Bon loved writing about Cadillacs. He mentions them in “Rocker” off the Australian version of TNT and the international release of Dirty Deeds Done Dirt Cheap: Got slicked black hair / Skin tight jeans / Cadillac car and a teenage dream.

Then you get to “Back in Black”. Bon’s dead but the lyrics have this spooky connection to “Down Payment Blues”: Back in the back / Of a Cadillac / Number one with a bullet, I’m a power pack.

Why was Brian singing about riding around in Cadillacs? He’d just joined AC/DC, wasn’t earning a lot and was on his best behavior. Bon had a reason to be singing about money. He was writing all the songs and just had a breakthrough album with Highway to Hell. Which begs the question: Could Bon also have written or part written the lyrics to “Back in Black”?

Bon’s late mother Isa said in 2006: “The last time we saw him was Christmas ’79, two months before he died. [Bon] told me he was working on the Back in Black album and that that was going to be it; that he was going to be a millionaire.”

7. “You Shook Me All Night Long”
(Back in Black, 1980)

Everyone knows and loves this song; it’s played everywhere. Shania Twain and Celine Dion have covered it. It’s one of AC/DC’s standbys. But who wrote it?

Former Mötley Crüe manager Doug Thaler is convinced Bon Scott, who’d passed away before the album was recorded, being replaced by Brian Johnson, wrote the lyrics. In fact he told me, “You can bet your life that Bon Scott wrote the lyrics to ‘You Shook Me All Night Long’.” That’s a pretty strong statement from a guy who used to be AC/DC’s American booking agent and knew the band intimately. I look into this claim in some depth in the book and draw my own conclusions.

I’m convinced Bon wrote it. In my opinion only Bon would have written a line like “She told me to come but I was already there.” Brian never matched the verve or wit of Bon in his lyrics and it’s why I think so much of AC/DC’s mid-'80s output suffers even when the guitar work of the Youngs was as good as it ever was.

But what’s also really interesting about this song in light of the recent hullabaloo over Taurus and Led Zeppelin is how much the opening guitar riff sounds similar to Head East’s “Never Been Any Reason”. I didn’t know a hell of a lot about Head East before I started working on this book, but came across “Never Been Any Reason” in the process of doing my research and was blown away when I heard it for the first time. AC/DC opened for Head East in Milwaukee in 1977. So the two bands crossed paths.

6. “Rock ’N’ Roll Damnation”
(Powerage, 1978)

It’s hard to get my head around the fact Mick Wall, the British rock writer and author of AC/DC: Hell Ain’t a Bad Place to Be, called this “a two-bit piece of head-bopping guff.” Not sure what track he was listening to when he wrote that -- maybe he was having a bad day -- but for me it’s one of the last of AC/DC’s classic boogie tracks and probably the best.

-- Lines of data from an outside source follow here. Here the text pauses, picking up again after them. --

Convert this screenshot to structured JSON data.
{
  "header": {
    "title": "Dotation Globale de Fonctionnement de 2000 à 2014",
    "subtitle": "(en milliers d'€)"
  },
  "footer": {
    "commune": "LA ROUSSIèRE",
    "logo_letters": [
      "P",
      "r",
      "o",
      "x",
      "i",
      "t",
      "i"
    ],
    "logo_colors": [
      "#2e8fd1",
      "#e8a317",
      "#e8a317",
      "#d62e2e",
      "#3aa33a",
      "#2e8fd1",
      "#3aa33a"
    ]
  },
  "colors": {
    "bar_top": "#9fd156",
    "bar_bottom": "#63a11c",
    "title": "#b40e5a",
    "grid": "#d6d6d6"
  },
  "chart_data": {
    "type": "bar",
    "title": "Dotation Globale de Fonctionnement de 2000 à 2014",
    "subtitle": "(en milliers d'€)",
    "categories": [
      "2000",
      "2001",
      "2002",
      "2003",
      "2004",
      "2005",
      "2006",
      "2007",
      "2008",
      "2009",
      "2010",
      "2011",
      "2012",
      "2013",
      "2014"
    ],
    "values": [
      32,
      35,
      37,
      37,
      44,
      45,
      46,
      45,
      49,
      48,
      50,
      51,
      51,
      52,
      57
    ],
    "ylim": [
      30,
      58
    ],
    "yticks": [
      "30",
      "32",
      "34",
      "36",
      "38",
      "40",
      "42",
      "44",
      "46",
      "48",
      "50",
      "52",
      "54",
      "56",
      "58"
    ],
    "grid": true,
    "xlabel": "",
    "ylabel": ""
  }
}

Mark Evans loves it almost as much as he loves “Highway to Hell". It has everything you want in an AC/DC song plus shakers, tambourines and handclaps, a real Motown touch that George Young and Harry Vanda brought to bear on the recording. They did something similar with the John Paul Young hit “Love Is in the Air”. Percussion was an underlying feature of many early AC/DC songs. This one really grooves. I never get tired of hearing it.

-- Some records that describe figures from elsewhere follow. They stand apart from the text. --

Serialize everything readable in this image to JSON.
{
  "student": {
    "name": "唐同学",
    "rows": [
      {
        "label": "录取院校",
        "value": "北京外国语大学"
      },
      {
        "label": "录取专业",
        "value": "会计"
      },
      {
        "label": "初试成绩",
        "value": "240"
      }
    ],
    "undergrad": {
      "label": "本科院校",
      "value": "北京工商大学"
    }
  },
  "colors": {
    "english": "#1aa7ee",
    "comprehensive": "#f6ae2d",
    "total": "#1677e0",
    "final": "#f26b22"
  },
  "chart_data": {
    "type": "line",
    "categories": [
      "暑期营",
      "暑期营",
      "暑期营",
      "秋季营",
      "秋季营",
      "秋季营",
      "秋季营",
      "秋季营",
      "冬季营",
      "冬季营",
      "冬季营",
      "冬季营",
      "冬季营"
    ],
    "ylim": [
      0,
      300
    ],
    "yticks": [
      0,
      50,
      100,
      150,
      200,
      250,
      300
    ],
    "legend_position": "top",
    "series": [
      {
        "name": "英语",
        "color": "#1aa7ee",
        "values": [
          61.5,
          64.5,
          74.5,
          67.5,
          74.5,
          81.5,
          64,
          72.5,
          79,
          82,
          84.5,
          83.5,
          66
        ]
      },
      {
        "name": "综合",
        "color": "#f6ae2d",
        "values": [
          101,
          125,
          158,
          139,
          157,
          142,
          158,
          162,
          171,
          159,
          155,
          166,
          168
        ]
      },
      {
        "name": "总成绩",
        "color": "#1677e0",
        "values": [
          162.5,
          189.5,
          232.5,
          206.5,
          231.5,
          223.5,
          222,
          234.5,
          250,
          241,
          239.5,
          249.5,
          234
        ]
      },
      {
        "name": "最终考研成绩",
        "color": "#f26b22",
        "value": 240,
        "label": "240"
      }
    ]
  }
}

“Rock ’n’ Roll Damnation” was AC/DC’s first hit in the UK charts and a lot of the credit has to go to Michael Klenfner, best known as the fat guy with the moustache who stops Jake and Elwood backstage in the final reel of The Blues Brothers and offers them a recording contract. He was senior vice-president at Atlantic at the time, and insisted the band go back and record a radio-worthy single after they delivered the first cut of Powerage to New York.

Michael was a real champion of AC/DC behind the scenes at Atlantic, and never got the recognition he was due while he was still alive (he passed away in 2009). He ended up having a falling out with Atlantic president Jerry Greenberg over the choice of producer for Highway to Hell and got fired. But it was Klenfner who arguably did more for the band than anyone else while they were at Atlantic. His story deserves to be known by the fans.